Handle 429 Gracefully: If you get a 429 error, stop requests and wait. Instaloader’s built-in backoff will pause execution; respect it. If you’re writing a custom script and catch a TooManyRequestsException, implement a long sleep (e.g., 10–15 minutes or more) before retrying. Do not aggressively retry failed requests or you risk extending the ban.
IP and Account Rotation (Last resort): In extreme cases, if one IP address is consistently getting blocked, you might try switching to another network/IP or using a proxy with a different IP. This can bypass an IP-based throttle, but use caution: Instagram might detect account sharing or unusual IP changes. If you have multiple Instagram accounts, you could distribute your queries among them (log in with different accounts for different tasks) to stay under per-account limits. Only do this with accounts you control, and never use accounts without permission.e.

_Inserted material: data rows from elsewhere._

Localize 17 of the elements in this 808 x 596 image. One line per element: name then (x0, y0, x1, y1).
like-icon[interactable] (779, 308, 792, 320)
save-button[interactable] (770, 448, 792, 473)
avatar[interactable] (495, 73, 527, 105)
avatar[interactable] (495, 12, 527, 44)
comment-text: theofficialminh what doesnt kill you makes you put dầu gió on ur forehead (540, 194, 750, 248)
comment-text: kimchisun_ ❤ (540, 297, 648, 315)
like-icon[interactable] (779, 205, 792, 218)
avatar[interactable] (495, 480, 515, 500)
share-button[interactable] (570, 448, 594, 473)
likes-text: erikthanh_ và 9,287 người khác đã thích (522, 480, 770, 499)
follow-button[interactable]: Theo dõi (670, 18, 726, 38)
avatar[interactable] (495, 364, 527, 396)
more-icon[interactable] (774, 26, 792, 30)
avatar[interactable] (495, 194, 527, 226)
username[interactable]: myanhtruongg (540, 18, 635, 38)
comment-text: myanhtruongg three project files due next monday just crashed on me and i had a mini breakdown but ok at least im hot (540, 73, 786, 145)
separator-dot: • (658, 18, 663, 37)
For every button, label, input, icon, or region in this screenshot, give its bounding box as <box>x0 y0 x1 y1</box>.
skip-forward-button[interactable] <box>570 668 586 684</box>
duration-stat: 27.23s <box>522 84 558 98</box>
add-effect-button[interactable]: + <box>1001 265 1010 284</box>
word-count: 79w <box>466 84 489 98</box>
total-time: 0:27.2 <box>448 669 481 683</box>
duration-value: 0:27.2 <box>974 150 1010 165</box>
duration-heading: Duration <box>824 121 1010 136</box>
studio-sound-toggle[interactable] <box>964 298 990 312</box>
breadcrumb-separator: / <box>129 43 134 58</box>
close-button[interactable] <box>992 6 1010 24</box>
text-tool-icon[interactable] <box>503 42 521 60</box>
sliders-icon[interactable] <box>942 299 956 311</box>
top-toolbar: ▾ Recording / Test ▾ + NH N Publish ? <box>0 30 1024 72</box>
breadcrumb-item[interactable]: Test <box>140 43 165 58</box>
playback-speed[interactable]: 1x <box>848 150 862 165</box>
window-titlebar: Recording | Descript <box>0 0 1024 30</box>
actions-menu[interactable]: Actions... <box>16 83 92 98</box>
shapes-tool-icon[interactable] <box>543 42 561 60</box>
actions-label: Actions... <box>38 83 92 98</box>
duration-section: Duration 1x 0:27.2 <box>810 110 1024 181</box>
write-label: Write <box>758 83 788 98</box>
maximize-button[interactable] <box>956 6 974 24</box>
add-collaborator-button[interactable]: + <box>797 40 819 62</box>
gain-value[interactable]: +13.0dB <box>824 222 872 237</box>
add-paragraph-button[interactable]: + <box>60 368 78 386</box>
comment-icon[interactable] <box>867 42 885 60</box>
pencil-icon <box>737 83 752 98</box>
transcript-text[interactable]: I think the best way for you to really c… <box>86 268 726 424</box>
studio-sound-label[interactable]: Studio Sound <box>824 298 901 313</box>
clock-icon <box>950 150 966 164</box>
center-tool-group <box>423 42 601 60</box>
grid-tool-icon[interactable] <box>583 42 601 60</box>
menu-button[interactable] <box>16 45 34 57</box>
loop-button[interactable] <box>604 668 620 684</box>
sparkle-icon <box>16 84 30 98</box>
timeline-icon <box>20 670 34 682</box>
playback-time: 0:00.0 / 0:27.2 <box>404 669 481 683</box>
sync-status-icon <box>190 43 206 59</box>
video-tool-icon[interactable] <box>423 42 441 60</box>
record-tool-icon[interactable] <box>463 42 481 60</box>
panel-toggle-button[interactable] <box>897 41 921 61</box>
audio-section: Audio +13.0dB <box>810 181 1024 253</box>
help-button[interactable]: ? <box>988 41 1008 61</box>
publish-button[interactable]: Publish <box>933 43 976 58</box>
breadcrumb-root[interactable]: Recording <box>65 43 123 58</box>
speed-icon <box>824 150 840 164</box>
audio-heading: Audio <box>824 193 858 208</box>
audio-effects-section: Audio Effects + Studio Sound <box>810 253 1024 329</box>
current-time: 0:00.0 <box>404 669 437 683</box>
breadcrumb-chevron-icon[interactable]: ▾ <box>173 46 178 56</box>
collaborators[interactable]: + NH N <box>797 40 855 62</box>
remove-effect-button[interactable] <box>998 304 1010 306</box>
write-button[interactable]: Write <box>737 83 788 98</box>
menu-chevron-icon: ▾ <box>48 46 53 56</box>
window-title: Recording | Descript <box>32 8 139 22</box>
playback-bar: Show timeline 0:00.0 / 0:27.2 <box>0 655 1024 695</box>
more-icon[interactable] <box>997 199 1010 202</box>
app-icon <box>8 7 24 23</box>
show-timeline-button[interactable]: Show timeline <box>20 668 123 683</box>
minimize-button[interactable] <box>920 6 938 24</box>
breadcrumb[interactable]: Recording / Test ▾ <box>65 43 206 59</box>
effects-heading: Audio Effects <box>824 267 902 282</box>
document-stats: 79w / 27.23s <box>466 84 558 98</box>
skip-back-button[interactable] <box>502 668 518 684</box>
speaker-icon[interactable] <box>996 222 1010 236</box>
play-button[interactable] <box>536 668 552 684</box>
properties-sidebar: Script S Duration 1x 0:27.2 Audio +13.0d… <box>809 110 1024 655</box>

Ultimately, there is no way to completely “bypass” Instagram’s rate limits – you must work within them. The key is to slow down and behave more like a normal user. If you hit a limit, patience is the only guaranteed solution (wait until the block lifts). Trying to outsmart Instagram’s anti-scraping measures (with rapid IP rotations, etc.) often only works briefly, if at all, and can risk longer-term bans.
Ethical Considerations
Profiles with common names or aliases can be misidentified if relying on metadata alone.
Posts may contain sensitive data (location, contact info, etc.).
Ensure you have the right to view or store the content you are downloading, and respect privacy and permissions.